|
|
|
|
|
by agentifysh
55 days ago
|
|
Until there is some drastic new hardware, we are going to see a similar situation to proof of work, where a small group hordes the hardware and can collude on prices. Difference is that the current prices have a lot of subsidies from OPM Once the narrative changes to something more realistic, I can see prices increase across the board, I mean forget $200/month for codex pro, expect $1000/month or something similar. So its a race between new supply of hardware with new paradigm shifts that can hit market vs tide going out in the financial markets. |
|
For inference, there is already a 10x improvement possible over a setup based on NVIDIA server GPUs, but volume production, etc... will take a while to catch up.

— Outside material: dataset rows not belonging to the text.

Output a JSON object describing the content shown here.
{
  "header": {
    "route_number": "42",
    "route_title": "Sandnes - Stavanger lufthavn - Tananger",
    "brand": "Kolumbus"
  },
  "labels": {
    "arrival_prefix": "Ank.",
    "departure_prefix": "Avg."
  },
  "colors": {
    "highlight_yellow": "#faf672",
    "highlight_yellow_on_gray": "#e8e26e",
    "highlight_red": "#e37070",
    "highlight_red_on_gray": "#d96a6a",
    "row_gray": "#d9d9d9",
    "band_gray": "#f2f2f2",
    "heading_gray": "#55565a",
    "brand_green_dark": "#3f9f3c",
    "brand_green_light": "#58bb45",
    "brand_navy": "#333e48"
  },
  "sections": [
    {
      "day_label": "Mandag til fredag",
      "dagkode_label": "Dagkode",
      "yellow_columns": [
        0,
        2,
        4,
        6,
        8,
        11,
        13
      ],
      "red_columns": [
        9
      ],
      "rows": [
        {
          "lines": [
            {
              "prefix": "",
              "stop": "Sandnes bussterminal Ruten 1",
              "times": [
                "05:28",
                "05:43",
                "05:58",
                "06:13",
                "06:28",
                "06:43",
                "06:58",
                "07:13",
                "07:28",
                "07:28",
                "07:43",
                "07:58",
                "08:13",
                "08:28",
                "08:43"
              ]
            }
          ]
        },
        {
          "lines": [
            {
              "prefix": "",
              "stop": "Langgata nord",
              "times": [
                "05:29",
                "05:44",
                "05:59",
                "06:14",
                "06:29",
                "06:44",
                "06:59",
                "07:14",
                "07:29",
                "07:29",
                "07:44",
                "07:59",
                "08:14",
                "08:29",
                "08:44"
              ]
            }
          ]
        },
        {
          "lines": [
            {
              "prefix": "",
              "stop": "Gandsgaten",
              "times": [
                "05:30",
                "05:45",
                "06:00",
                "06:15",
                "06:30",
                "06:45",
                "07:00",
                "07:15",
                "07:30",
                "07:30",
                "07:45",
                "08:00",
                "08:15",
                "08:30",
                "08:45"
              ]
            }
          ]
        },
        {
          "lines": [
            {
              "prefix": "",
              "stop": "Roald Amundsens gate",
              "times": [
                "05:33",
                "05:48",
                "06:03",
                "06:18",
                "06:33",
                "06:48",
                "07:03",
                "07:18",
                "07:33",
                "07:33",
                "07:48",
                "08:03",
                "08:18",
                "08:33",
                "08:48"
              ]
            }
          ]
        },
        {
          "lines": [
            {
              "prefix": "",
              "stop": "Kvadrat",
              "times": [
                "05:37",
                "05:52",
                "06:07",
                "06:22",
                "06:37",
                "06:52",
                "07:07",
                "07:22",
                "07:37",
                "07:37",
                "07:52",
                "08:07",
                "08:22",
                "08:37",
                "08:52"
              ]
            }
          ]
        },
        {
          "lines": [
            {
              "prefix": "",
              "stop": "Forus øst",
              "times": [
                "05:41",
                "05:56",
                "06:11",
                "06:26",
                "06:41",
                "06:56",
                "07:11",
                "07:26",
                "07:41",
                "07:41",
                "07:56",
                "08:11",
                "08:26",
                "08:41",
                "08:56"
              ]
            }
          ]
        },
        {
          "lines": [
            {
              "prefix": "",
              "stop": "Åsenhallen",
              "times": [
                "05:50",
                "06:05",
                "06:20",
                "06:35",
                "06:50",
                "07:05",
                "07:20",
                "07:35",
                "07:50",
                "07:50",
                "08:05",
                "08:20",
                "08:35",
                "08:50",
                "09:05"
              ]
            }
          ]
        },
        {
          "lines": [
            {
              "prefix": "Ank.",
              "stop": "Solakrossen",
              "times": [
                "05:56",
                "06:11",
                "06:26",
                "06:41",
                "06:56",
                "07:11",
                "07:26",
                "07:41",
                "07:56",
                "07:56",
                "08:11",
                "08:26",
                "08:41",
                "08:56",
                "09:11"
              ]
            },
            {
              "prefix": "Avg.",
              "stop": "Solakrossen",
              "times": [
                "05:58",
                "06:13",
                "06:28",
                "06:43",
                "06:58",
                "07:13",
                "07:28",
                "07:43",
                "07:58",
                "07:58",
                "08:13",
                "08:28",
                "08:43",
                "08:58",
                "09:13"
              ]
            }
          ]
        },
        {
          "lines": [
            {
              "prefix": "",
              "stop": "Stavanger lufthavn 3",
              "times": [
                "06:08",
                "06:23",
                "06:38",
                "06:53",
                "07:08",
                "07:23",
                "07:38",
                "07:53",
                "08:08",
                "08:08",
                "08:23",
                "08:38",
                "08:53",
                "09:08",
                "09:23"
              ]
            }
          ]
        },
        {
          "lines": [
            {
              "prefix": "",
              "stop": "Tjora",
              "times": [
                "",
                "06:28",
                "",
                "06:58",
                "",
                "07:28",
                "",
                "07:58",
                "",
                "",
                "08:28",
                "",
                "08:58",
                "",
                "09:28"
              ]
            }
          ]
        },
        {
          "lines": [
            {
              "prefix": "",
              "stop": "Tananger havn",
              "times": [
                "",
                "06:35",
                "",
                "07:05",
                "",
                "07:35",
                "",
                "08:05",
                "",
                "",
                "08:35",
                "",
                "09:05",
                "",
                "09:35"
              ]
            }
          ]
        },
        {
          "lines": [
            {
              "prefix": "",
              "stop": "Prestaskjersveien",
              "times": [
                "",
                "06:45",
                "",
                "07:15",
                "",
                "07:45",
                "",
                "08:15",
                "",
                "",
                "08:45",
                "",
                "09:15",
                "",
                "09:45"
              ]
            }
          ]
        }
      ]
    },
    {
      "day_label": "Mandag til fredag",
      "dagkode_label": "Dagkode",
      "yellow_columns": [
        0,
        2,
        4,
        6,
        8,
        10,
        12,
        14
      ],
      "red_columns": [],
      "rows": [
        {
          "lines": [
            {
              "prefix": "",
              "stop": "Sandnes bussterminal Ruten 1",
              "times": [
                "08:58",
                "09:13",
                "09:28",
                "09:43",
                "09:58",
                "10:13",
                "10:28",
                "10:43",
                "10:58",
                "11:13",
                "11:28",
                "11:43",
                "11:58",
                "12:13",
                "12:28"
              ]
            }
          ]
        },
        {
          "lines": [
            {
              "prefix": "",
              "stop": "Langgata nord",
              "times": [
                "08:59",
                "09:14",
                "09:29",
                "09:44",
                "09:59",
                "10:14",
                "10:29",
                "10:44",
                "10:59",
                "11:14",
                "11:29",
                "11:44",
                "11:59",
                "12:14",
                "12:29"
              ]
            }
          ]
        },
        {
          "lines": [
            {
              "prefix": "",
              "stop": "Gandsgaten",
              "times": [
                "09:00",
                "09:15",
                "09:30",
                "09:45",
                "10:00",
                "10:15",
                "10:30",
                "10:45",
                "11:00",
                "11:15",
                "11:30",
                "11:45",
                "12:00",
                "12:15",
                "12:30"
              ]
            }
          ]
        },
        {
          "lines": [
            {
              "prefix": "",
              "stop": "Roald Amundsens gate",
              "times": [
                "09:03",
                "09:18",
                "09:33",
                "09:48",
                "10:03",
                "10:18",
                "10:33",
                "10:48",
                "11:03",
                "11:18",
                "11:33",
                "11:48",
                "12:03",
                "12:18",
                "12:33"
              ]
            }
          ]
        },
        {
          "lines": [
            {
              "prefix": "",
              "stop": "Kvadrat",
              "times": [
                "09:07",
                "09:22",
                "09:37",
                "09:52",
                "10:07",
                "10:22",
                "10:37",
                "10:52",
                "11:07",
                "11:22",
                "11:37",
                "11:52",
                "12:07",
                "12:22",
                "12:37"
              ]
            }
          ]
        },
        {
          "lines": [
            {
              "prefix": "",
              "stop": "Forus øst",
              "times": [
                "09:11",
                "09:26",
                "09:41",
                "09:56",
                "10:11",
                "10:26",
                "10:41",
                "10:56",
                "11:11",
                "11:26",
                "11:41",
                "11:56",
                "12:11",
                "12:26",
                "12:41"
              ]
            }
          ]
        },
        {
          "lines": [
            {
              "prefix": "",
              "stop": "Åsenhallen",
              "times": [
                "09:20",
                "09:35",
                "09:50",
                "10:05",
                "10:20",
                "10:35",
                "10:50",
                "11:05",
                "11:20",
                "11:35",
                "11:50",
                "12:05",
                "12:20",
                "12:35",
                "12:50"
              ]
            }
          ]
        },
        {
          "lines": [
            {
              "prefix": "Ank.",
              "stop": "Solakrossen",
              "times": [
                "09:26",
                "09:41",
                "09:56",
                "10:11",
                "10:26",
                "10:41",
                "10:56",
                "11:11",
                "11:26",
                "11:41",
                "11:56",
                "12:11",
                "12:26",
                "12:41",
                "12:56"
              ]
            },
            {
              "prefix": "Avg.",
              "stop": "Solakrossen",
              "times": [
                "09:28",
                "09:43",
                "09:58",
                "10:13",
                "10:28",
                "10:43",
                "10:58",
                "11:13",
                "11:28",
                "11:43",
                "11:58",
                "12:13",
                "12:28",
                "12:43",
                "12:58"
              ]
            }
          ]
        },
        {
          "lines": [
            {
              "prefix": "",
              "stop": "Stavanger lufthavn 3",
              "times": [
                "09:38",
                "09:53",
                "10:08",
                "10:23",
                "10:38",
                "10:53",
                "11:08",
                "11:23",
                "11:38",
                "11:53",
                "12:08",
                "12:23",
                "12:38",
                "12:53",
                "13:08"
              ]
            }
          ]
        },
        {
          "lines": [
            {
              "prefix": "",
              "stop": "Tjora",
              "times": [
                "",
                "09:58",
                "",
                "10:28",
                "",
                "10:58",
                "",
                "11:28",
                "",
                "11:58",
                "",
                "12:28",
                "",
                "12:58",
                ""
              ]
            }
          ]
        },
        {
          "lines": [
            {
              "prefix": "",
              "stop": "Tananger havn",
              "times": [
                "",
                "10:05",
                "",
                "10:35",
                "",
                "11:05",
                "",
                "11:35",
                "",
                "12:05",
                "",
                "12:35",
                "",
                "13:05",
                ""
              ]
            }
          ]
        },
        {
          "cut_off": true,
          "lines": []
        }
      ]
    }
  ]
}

During inference the model weights are static, so they can be stored in High Bandwidth Flash (HBF) instead of High Bandwidth Memory (HBM). Flash chips are being made with over 300 layers and they use a fraction of the power compared to DRAM.
NVIDIA GPUs are general purpose. Sure, they have "tensor cores", but that's a fraction of the die area. Google's TPUs are much more efficient for inference because they're mostly tensor cores by area, which is why Gemini's pricing is undercutting everybody else despite being a frontier model.
New silicon process nodes are coming from TSMC, Intel, and Samsung that should roughly double the transistor density.
There's also algorithmic improvements like the recently announced Google TurboQuant.
Not to mention that pure inference doesn't need the crazy fast networking that training does, or the storage, or pretty much anything other than the tensor units and a relatively small host server that can send a bit of text back and forth.